In [1]:
from transformers import AutoTokenizer

checkpoint = "distilbert-base-uncased-finetuned-sst-2-english"
tokenizer = AutoTokenizer.from_pretrained(checkpoint)

raw_inputs = [
    "I've been waiting for a HuggingFace Course for a very long time.",
    "I love and hate this so much."
]
inputs = tokenizer(
    raw_inputs,
    padding=True,
    truncation=True,
    return_tensors="pt"
)

In [2]:
from transformers import AutoModel

checkpoint = "distilbert-base-uncased-finetuned-sst-2-english"
model = AutoModel.from_pretrained(checkpoint)
outputs = model(**inputs)
print(outputs.last_hidden_state.shape)

torch.Size([2, 18, 768])


We can see a high-dimensional tensor i.e., representation of the sentences passed, but which is not directly useful for our sentiment analysis classification problem. 
Here, the tensor has `2` sentences, each of `18` tokens and the last dimension is the hidden size of the model `768`.

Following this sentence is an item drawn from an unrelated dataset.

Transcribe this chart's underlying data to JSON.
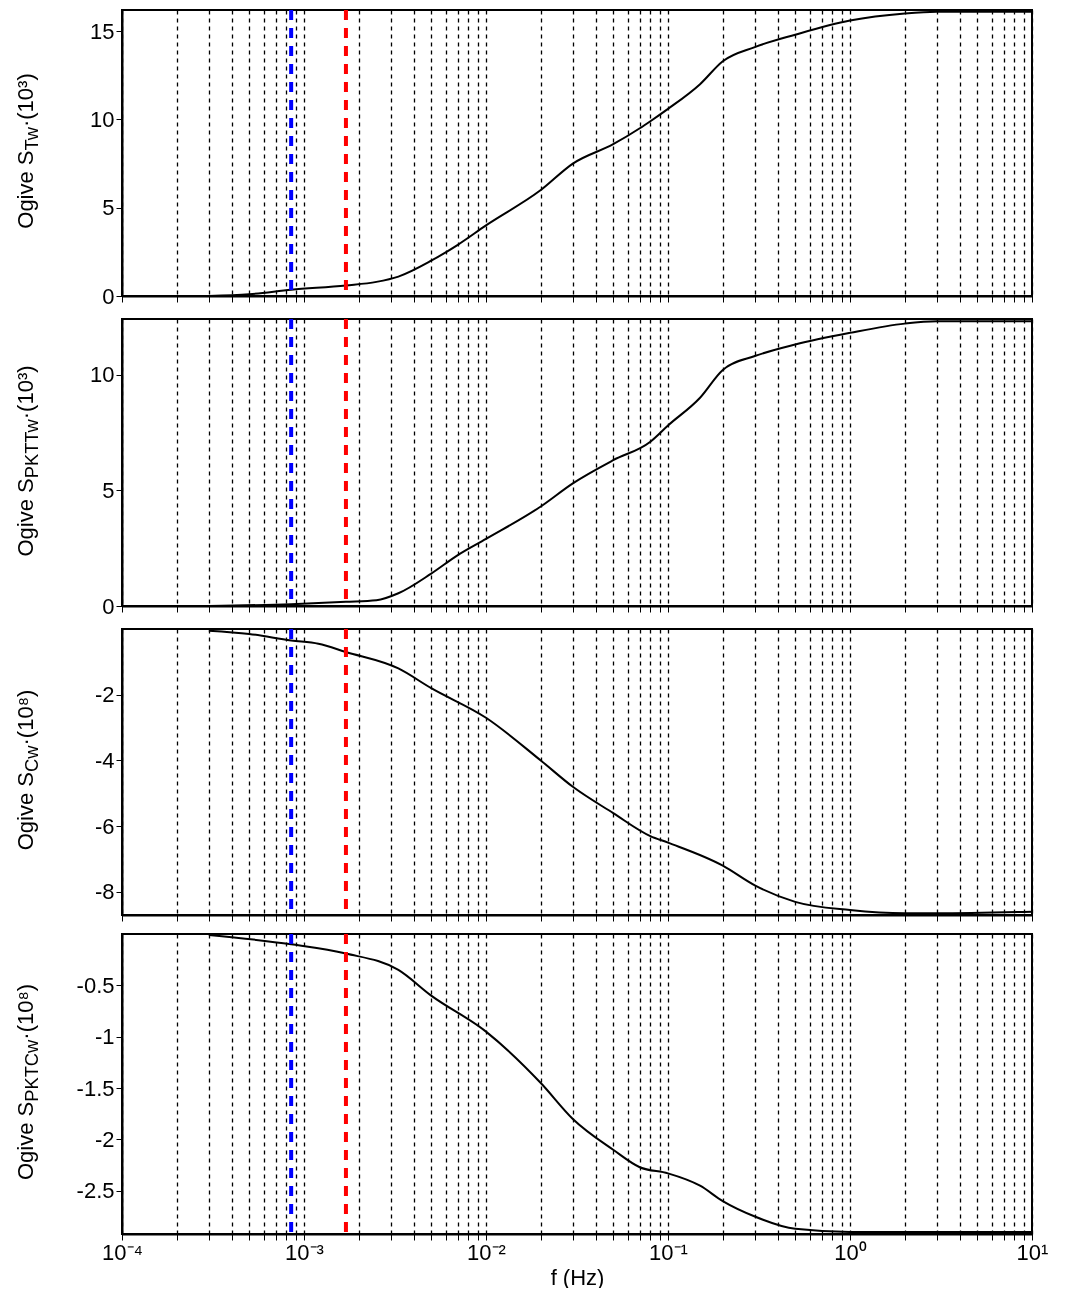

To get an output i.e., linked to our classification problem, we'll use `AutoModelForSequenceClassification` class. 

In [3]:
from transformers import AutoModelForSequenceClassification

checkpoint = "distilbert-base-uncased-finetuned-sst-2-english"
model = AutoModelForSequenceClassification.from_pretrained(checkpoint)
outputs = model(**inputs)
print(outputs.logits)

tensor([[ 2.0498, -1.7484],
        [-1.8256,  1.8829]], grad_fn=<AddmmBackward0>)


We can see now tensor of size 2x2. **One results for each sentence and another for each possible label.** </br>
These labels are not probabilities yet, as we can see that they won't sum to 1. This is because each model of the transformers library returns `logits`.